Furti e necessità urgenti: allarme per la filiera dello Zimbabwe

Furti e necessità urgenti: allarme per la filiera dello Zimbabwe

Troppa materia prima importata. Cattiva gestione delle aziende. Macchinari datati. È allarme per la filiera dello Zimbabwe. Il rilancio dell’industria conciaria e calzaturiera dello Zimbabwe passa dal superamento di questi ostacoli. Ne è convinto Arnold Britten, presidente di TAFZL (Tanners Footwear Leather Manufacturers of Zimbabwe). L’associazione è nata due mesi fa dalle ceneri di LAIFEZ (Leather and Allied Industries Federation of Zimbabwe). Ai problemi strutturali del tessuto produttivo se ne aggiunge, però, anche uno (molto preoccupante) di natura esogena: oltre alle necessità urgenti, ci sono anche i furti di bestiame, in continuo aumento, ai danni dagli allevatori.

Gli ostacoli industriali
“Attualmente le industrie operanti nella filiera della pelle stanno lottando. Perché molto della loro attività dipende da beni importati. Tra cui lacci e suole per le calzature oppure prodotti chimici per la concia” spiega Britten a thestandard.co.zw. “Se vai in un negozio e guardi le scarpe prodotte qui ti accorgi che sono molto costose – riprende -. Ciò non è dovuto a un’industria troppo cara di per sé, ma agli elevati costi che deve affrontare. Per questo facciamo molto affidamento sulle importazioni, e ciò si riflette poi sui prodotti”. Tante aziende si trovano a lavorare con materie prime di bassa qualità. “Ecco perché molte aziende finiscono in amministrazione controllata o si trovano costrette a chiudere” aggiunge il presidente di TAFZL. L’intero settore, dunque, secondo Britten “ha bisogno di essere rinnovato. Abbiamo bisogno di accesso a valuta estera e una fornitura costante di energia. Ma prima dobbiamo affrontare i problemi tra di noi. Come associazione stiamo cercando di far cambiare mentalità agli imprenditori per fare in modo che vedano nei loro colleghi dei partner e non dei concorrenti”.

Furti e sospetti
“Ho perso un grosso bue marrone.
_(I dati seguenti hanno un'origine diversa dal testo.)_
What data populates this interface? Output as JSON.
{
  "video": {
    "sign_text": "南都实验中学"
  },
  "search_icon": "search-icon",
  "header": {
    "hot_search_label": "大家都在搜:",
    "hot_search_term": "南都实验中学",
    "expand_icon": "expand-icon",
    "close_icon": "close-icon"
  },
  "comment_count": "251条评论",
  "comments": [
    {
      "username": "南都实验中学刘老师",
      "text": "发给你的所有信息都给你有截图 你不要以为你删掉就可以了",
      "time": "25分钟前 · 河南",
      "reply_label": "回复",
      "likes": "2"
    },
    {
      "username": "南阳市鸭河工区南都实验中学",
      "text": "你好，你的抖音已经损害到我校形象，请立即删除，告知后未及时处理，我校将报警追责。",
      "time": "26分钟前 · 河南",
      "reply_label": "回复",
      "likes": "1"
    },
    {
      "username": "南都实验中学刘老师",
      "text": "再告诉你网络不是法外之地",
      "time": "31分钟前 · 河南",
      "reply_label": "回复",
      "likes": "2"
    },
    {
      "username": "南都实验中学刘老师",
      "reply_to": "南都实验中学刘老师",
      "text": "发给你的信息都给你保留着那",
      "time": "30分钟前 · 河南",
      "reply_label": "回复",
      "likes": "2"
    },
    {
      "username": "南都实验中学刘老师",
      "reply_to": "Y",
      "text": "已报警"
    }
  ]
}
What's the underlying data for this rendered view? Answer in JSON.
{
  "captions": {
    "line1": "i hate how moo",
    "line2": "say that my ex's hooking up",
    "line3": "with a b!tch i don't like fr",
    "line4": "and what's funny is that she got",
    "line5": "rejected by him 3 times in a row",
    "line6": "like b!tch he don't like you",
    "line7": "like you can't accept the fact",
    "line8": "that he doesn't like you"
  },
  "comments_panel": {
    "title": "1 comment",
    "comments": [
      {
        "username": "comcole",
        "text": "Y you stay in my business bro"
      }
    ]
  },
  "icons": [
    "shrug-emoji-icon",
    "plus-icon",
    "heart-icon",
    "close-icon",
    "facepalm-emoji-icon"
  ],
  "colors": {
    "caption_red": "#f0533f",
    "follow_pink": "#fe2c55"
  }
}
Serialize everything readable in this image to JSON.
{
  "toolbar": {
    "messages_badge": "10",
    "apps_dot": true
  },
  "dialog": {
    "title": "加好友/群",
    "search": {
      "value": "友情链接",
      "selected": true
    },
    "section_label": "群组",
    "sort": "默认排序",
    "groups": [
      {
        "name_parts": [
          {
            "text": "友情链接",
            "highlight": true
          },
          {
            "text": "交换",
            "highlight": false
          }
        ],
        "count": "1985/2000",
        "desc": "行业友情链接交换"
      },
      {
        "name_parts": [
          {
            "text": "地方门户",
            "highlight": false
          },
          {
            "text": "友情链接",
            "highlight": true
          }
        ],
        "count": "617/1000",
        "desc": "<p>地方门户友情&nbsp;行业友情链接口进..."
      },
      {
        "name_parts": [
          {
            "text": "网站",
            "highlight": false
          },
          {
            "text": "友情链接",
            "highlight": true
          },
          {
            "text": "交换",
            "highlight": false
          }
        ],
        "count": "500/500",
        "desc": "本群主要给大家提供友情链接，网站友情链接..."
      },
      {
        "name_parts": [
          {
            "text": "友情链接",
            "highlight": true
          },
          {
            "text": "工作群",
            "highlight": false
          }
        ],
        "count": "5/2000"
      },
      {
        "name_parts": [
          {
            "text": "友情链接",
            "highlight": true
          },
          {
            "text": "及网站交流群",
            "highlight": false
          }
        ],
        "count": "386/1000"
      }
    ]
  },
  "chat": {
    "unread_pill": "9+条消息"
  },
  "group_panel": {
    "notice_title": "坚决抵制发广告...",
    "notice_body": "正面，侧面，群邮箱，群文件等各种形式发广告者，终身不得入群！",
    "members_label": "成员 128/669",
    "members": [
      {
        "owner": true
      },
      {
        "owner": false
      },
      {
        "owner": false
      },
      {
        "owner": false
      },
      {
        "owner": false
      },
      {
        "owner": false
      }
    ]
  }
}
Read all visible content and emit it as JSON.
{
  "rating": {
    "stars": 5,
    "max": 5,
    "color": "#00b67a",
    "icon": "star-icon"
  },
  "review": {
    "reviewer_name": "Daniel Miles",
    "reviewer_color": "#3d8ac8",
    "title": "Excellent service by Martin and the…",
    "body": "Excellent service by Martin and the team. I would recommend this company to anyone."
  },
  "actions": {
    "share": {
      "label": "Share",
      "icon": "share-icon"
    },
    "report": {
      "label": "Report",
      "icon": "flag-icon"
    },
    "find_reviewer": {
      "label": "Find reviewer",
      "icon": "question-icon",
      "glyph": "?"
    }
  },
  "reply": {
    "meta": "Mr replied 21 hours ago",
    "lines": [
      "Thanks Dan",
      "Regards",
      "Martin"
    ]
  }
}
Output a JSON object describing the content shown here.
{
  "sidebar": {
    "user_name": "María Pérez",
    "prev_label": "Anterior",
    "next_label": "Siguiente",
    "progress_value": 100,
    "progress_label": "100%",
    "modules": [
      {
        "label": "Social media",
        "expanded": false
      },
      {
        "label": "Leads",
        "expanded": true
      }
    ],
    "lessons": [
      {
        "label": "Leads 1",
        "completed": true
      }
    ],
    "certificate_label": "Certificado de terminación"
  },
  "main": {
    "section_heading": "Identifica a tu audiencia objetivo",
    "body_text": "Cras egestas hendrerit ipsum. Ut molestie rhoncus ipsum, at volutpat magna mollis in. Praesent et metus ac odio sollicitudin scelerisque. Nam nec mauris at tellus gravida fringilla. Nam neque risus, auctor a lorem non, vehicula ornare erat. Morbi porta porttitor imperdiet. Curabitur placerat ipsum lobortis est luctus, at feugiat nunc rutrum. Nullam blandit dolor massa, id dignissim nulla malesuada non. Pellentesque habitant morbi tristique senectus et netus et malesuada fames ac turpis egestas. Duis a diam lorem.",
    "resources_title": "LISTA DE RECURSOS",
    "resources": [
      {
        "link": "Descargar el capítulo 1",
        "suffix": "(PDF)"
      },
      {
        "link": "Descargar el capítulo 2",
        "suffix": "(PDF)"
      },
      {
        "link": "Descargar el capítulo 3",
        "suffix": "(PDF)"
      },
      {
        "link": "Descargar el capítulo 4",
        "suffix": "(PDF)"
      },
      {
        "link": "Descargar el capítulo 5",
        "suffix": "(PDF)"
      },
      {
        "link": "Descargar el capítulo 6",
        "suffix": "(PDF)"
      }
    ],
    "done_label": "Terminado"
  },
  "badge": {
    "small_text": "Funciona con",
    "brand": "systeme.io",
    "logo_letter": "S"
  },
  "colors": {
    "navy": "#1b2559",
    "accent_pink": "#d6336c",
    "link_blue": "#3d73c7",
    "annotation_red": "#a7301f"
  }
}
Per me è stata una grande perdita e non mi sono ancora ripreso, né emotivamente né finanziariamente”. Quello di cui è rimasto vittima Ranganai Sivangani, un piccolo allevatore di Chirumanzu (provincia delle Midlands), è uno dei più recenti casi di furto di bestiame che affliggono lo Zimbabwe. Negli ultimi anni si sono registrati numerosi episodi simili, al punto che qualche allevatore ha iniziato a sospettare che la polizia sia complice dei ladri e che, dietro ai colpi, si nasconda l’intenzione di boicottare le aziende più piccole. Nel caso di Sivangani il furto è avvenuto il 10 ottobre scorso, a solamente un chilometro dalla stazione di polizia di Charandura, a cui l’allevatore si è rivolto sporgendo denuncia il 28 ottobre. “Alcuni agenti hanno dato vita a quello che loro chiamano il beef club – racconta allo stesso quotidiano Lovemorre Gundani, un altro allevatore -. Vendono la carne bovina alle persone sostenendo di aver acquistato del bestiame dagli abitanti dei villaggi e averlo macellato. Noi crediamo si tratti della carne degli animali che ci sono stati rubati”.